Conseguia, sem dificuldade, empunhar uma espada de duas mãos com seus braços compridos e finos; e em diversas ocasiões se esquivava dos ataques alheios por um fio, porém não parecia ser por sorte. Agia com extrema confiança e, por trás do aparente mau humor e dos xingamentos proferidos contra os oponentes, era nítido que se divertia e que não via o mínimo risco de derrota ao manejar a Zweihänder que apreciava ostentar apoiada sobre o ombro.

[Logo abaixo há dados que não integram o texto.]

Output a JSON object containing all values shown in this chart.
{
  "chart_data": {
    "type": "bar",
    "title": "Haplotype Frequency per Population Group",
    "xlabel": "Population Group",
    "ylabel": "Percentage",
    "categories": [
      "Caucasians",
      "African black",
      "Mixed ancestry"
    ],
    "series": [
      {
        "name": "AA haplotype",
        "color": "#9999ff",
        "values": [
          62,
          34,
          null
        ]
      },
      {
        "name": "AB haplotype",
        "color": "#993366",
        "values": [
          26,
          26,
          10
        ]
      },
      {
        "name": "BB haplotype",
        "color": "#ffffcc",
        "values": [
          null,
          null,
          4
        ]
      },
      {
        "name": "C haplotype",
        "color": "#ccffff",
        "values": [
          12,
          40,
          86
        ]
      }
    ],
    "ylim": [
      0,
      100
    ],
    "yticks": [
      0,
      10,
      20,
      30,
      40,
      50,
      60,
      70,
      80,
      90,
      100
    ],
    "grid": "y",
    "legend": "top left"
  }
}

– Vamos logo! – Ereto e sem ofegar, Leovigild cuspiu em Sigmund, que estava caído, aparentemente sem forças para se reerguer, durante uma árdua sessão de treinamento no bosque mais próximo de Hastburg. – Você não passa de um verme, que rasteja para se segurar na cruz. Mas ela brilha demais, enquanto você vive cego debaixo da terra, sem enxergar a beleza da rosa sobre a sua cabeça, que brotou bem ao lado da cruz. Como Karl von Rosenberg me manda treinar alguém que nem mesmo nasceu, que foi regurgitado e meramente sobrevive? Deus quer que você sirva. Vamos, beije os meus pés! – Seus dedos de unhas encravadas e amarelas, tanto nos pés quanto nas mãos, fediam feito queijo podre. – Você só é capaz de rastejar!
No duelo simulado, Sigmund não lograra passar perto de seu instrutor sequer uma vez, mesmo depois de ser chamado de covarde por hesitar em atacar um velho sem armadura. Vivia se esquecendo do que diziam sobre Leovigild, junto ao qual transcorria horas exaustivas, um período que às vezes coincidia com o tempo que Rosenberg ficava a sós com Frida. O que na verdade vinha ocorrendo desde antes, desde os tempos do jovem no castelo, com certa frequência quando o comandante não o estava treinando. Sem que Sigmund soubesse de nada.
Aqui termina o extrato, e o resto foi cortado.